Iraqi Vice President Adel Abdul Mahdi is sounding alarm with the statement: “This is as 9/11 in the United States.”
Not just any old place of worship, the golden mosque is connected to the 12th and final Shi’ite imam, who Shias believe went into hiding in the 9th century under the Askariya mosque. Believers await a messiah-like return of this hidden imam.
Historian Juan Cole, commenting on the CBC’s “As it Happens,” compared the significance of the site to the Sistine Chapel in describing the extent of the terror achieved in such an attack — believed to be the first major bombing of a religious shrine in Iraq since the war began.
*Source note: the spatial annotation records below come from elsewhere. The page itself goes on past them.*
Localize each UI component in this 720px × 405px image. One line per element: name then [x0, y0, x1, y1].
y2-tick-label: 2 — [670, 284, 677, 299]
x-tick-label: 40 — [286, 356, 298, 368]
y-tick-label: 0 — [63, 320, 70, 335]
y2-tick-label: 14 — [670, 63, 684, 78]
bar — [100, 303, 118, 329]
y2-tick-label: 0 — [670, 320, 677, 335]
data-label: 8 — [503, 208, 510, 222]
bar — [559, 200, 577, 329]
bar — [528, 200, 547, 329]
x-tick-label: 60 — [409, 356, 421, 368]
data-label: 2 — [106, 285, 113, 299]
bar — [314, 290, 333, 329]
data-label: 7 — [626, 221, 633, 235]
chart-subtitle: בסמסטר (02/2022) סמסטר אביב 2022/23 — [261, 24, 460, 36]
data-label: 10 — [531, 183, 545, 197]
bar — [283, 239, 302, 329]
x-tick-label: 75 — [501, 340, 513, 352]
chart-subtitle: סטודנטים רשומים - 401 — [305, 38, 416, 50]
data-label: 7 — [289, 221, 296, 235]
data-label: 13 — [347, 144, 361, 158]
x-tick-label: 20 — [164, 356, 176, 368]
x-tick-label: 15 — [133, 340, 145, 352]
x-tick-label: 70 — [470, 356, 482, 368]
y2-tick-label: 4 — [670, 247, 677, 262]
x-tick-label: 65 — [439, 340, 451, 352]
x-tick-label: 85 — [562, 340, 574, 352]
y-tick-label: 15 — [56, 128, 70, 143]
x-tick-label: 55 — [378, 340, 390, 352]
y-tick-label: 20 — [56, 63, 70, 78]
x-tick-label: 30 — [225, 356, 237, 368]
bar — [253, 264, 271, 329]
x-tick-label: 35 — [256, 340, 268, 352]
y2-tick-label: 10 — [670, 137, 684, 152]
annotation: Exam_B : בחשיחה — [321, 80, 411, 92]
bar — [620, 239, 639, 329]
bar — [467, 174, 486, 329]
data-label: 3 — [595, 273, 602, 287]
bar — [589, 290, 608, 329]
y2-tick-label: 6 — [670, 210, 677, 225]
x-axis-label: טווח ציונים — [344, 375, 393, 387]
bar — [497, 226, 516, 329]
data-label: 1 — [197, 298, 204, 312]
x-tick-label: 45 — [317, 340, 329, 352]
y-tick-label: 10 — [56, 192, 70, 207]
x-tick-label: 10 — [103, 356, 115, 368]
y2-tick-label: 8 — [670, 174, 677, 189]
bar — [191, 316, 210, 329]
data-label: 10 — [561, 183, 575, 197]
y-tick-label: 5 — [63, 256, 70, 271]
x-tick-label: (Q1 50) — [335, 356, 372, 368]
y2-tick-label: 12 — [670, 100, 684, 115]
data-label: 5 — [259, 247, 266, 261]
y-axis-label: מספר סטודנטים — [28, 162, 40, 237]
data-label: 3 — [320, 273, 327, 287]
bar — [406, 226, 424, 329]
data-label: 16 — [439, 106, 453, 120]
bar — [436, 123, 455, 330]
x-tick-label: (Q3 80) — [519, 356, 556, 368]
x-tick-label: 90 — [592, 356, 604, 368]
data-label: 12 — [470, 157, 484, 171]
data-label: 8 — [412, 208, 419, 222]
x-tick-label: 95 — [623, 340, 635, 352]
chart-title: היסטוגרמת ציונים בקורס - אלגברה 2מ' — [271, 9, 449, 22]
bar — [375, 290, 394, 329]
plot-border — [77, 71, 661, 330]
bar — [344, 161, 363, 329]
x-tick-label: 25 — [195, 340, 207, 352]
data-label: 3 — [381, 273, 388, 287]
At least seven mosques have been bombed throughout Iraq since Wednesday, according to Major General Rick Lynch, spokesman for coalition forces in Iraq.
President Bush has condemned the attack as grotesque, but many hold the United States at least partially accountable for the attack. Despite the apparent lack of security allowing such an attack, it is believed that the bombing came in response to U.S. Ambassador to Iraq Zalmay Khalilzad’s threat this week that the U.S. would pull its support from the country should fail to work together andn remain sharply sectarian.
A journalist with Al-Arabiya Television and two of her crew were killed on their way to reporting from the destroyed shrine.
The ever-prominent Shi’ite leader Moqtada al-Sadr is prepared for all-out civil war in response to the bombing. His Mehdi army is responsible for many of the killings in the aftermath of the bombing. There were no fatalities in the bombing itself, and no group has claimed responsibility.